Akan tetapi label yang dilekatkan oleh sistem patriarki terhadap perempuan-lah yang membuat mereka tambah dijauhkan dari dunia matematika dan logika yang dianggap sebagai ilmu yang memiliki sifat maskulin. Meski saat memasuki dunia perkuliahan jumlah perempuan yang memiliki minat dalam bidang ini cukup banyak, saat terjun di ranah profesional jumlahnya mengalami penyusutan.
Hal ini disebabkan selain banyaknya stigma negatif terhadap perempuan, pekerjaan-pekerjaan dalam bidang matematika dan logika masih sangat minim role model yang dapat dijadikan panutan bagi anak- anak perempuan kedepannya. Sebagaimana dituliskan dalam laporan yang dikeluarkan oleh UNESCO dan Korean Women’s Development Institute.
Selain itu, meskipun mampu bersaing dengan laki-laki di dunia kerja, upah yang diterima oleh perempuan kerap kali tidak setara dengan laki-laki. Sehingga, dalam kondisi ini dukungan dan saling support untuk perempuan-perempuan yang memiliki potensi untuk berkembang dan bersaing dalam bidang matematika harus terus kita kawal.
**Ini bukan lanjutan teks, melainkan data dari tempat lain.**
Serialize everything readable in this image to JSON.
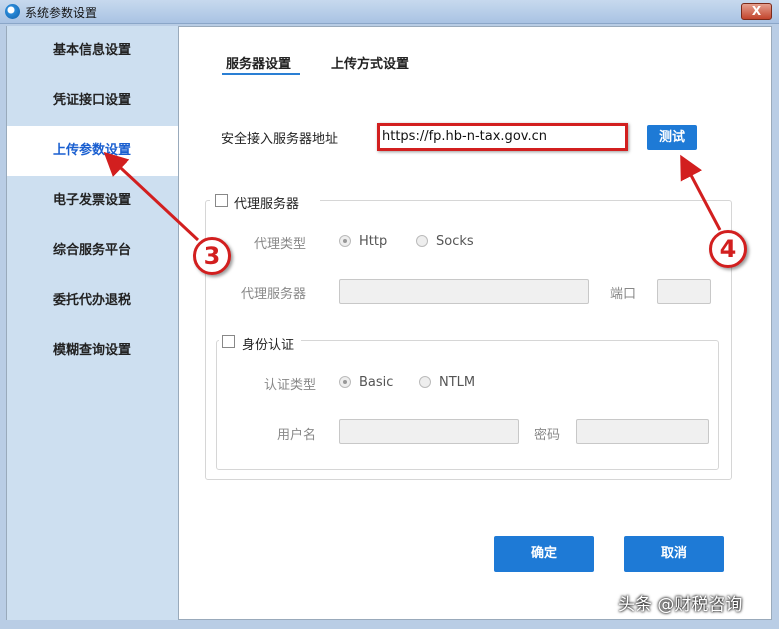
{
  "window": {
    "title": "系统参数设置",
    "close_label": "X"
  },
  "sidebar": {
    "items": [
      {
        "label": "基本信息设置"
      },
      {
        "label": "凭证接口设置"
      },
      {
        "label": "上传参数设置",
        "selected": true
      },
      {
        "label": "电子发票设置"
      },
      {
        "label": "综合服务平台"
      },
      {
        "label": "委托代办退税"
      },
      {
        "label": "模糊查询设置"
      }
    ]
  },
  "tabs": [
    {
      "label": "服务器设置",
      "active": true
    },
    {
      "label": "上传方式设置"
    }
  ],
  "server": {
    "label": "安全接入服务器地址",
    "value": "https://fp.hb-n-tax.gov.cn",
    "test_label": "测试"
  },
  "proxy": {
    "checkbox_label": "代理服务器",
    "checked": false,
    "type_label": "代理类型",
    "type_options": [
      "Http",
      "Socks"
    ],
    "type_selected": "Http",
    "server_label": "代理服务器",
    "server_value": "",
    "port_label": "端口",
    "port_value": ""
  },
  "auth": {
    "checkbox_label": "身份认证",
    "checked": false,
    "type_label": "认证类型",
    "type_options": [
      "Basic",
      "NTLM"
    ],
    "type_selected": "Basic",
    "user_label": "用户名",
    "user_value": "",
    "password_label": "密码",
    "password_value": ""
  },
  "footer": {
    "ok_label": "确定",
    "cancel_label": "取消"
  },
  "annotations": [
    "3",
    "4"
  ],
  "watermark": "头条 @财税咨询",
  "colors": {
    "accent": "#1e7ad6",
    "annotation": "#d21f1f"
  }
}
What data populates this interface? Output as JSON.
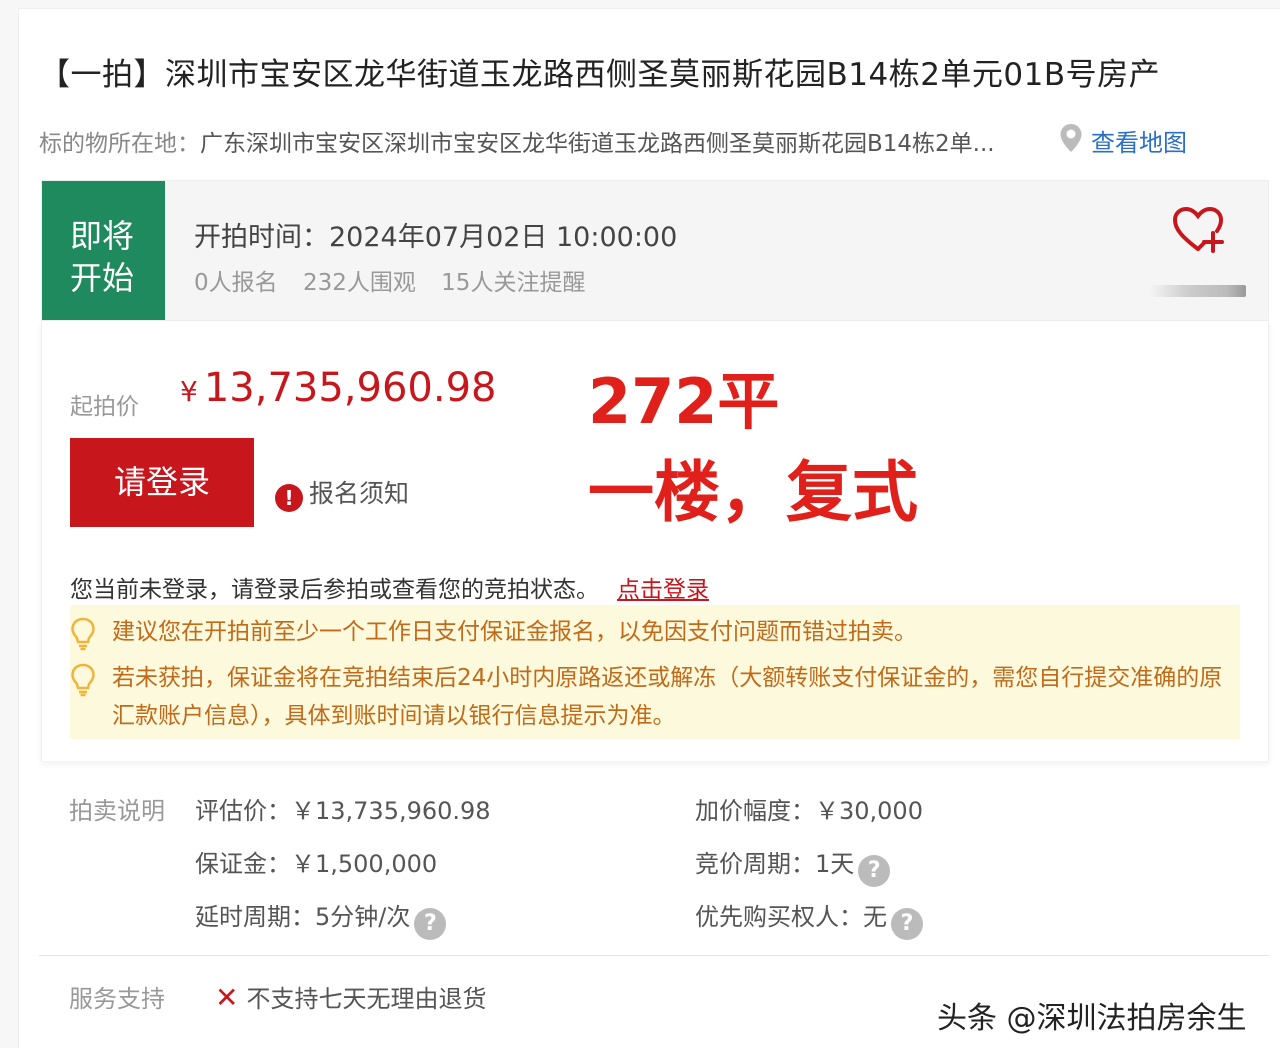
{
  "header": {
    "title": "【一拍】深圳市宝安区龙华街道玉龙路西侧圣莫丽斯花园B14栋2单元01B号房产",
    "location_label": "标的物所在地：",
    "location_value": "广东深圳市宝安区深圳市宝安区龙华街道玉龙路西侧圣莫丽斯花园B14栋2单...",
    "map_link": "查看地图"
  },
  "status": {
    "badge_line1": "即将",
    "badge_line2": "开始",
    "start_time": "开拍时间：2024年07月02日 10:00:00",
    "signups": "0人报名",
    "viewers": "232人围观",
    "followers": "15人关注提醒"
  },
  "price": {
    "label": "起拍价",
    "currency": "¥",
    "value": "13,735,960.98"
  },
  "overlay": {
    "area": "272平",
    "floor": "一楼，复式"
  },
  "actions": {
    "login_button": "请登录",
    "notice": "报名须知",
    "login_hint": "您当前未登录，请登录后参拍或查看您的竞拍状态。",
    "login_link": "点击登录"
  },
  "tips": [
    "建议您在开拍前至少一个工作日支付保证金报名，以免因支付问题而错过拍卖。",
    "若未获拍，保证金将在竞拍结束后24小时内原路返还或解冻（大额转账支付保证金的，需您自行提交准确的原汇款账户信息），具体到账时间请以银行信息提示为准。"
  ],
  "auction_info": {
    "label": "拍卖说明",
    "appraisal": "评估价：￥13,735,960.98",
    "increment": "加价幅度：￥30,000",
    "deposit": "保证金：￥1,500,000",
    "cycle": "竞价周期：1天",
    "extension": "延时周期：5分钟/次",
    "preemption": "优先购买权人：无"
  },
  "service": {
    "label": "服务支持",
    "item": "不支持七天无理由退货"
  },
  "watermark": "头条 @深圳法拍房余生",
  "colors": {
    "accent_red": "#c8161d",
    "badge_green": "#1e8a5d",
    "link_blue": "#2a6ec8",
    "tip_bg": "#fdf9dc",
    "tip_text": "#c06a1a"
  },
  "icons": [
    "pin-icon",
    "heart-plus-icon",
    "warning-icon",
    "bulb-icon",
    "question-icon",
    "x-icon"
  ]
}
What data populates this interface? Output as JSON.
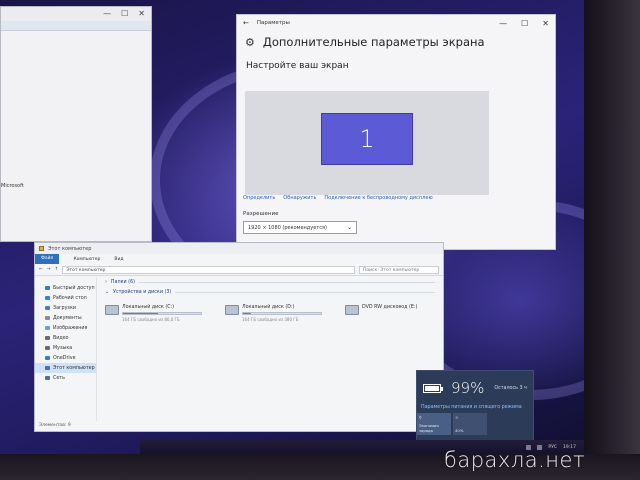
{
  "settings_window": {
    "titlebar_label": "Параметры",
    "page_title": "Дополнительные параметры экрана",
    "section_title": "Настройте ваш экран",
    "monitor_number": "1",
    "links": [
      "Определить",
      "Обнаружить",
      "Подключение к беспроводному дисплею"
    ],
    "resolution_label": "Разрешение",
    "resolution_value": "1920 × 1080 (рекомендуется)"
  },
  "explorer_window": {
    "titlebar_label": "Этот компьютер",
    "ribbon": {
      "file": "Файл",
      "computer": "Компьютер",
      "view": "Вид"
    },
    "address": "Этот компьютер",
    "search_placeholder": "Поиск: Этот компьютер",
    "nav_items": [
      {
        "label": "Быстрый доступ",
        "color": "#3a78c8"
      },
      {
        "label": "Рабочий стол",
        "color": "#3b7fd4"
      },
      {
        "label": "Загрузки",
        "color": "#3b7fd4"
      },
      {
        "label": "Документы",
        "color": "#8a8a9a"
      },
      {
        "label": "Изображения",
        "color": "#6aa0d8"
      },
      {
        "label": "Видео",
        "color": "#6a6a7a"
      },
      {
        "label": "Музыка",
        "color": "#6a6a7a"
      },
      {
        "label": "OneDrive",
        "color": "#2f7fd8"
      },
      {
        "label": "Этот компьютер",
        "color": "#4a6fa0"
      },
      {
        "label": "Сеть",
        "color": "#4a6fa0"
      }
    ],
    "selected_nav": "Этот компьютер",
    "group_folders": "Папки (6)",
    "group_drives": "Устройства и диски (3)",
    "drives": [
      {
        "name": "Локальный диск (C:)",
        "free": "164 ГБ свободно из 80,0 ГБ",
        "used_fraction": 0.45
      },
      {
        "name": "Локальный диск (D:)",
        "free": "164 ГБ свободно из 380 ГБ",
        "used_fraction": 0.1
      },
      {
        "name": "DVD RW дисковод (E:)",
        "free": "",
        "used_fraction": null
      }
    ],
    "status": "Элементов: 9"
  },
  "battery_flyout": {
    "percent": "99%",
    "percent_value": 0.99,
    "remaining": "Осталось 3 ч",
    "link": "Параметры питания и спящего режима",
    "tiles": [
      {
        "label": "Экономия заряда"
      },
      {
        "label": "40%"
      }
    ]
  },
  "taskbar": {
    "lang": "РУС",
    "time": "19:17"
  },
  "left_window": {
    "fragment": "Microsoft"
  },
  "watermark": "барахла.нет"
}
Sebagai bentuk pemberdayaan agar keilmuan yang berkembang juga memiliki perspektif perempuan. Meskipun secara tidak langsung, mungkin sebagian dari kita berpikir jika ilmu-ilmu matematika yang rumit tidak semuanya digunakan dalam kehidupan sehari-hari. Namun, perkembangan ilmu pengetahuan adalah dinamis dan tidak berhenti.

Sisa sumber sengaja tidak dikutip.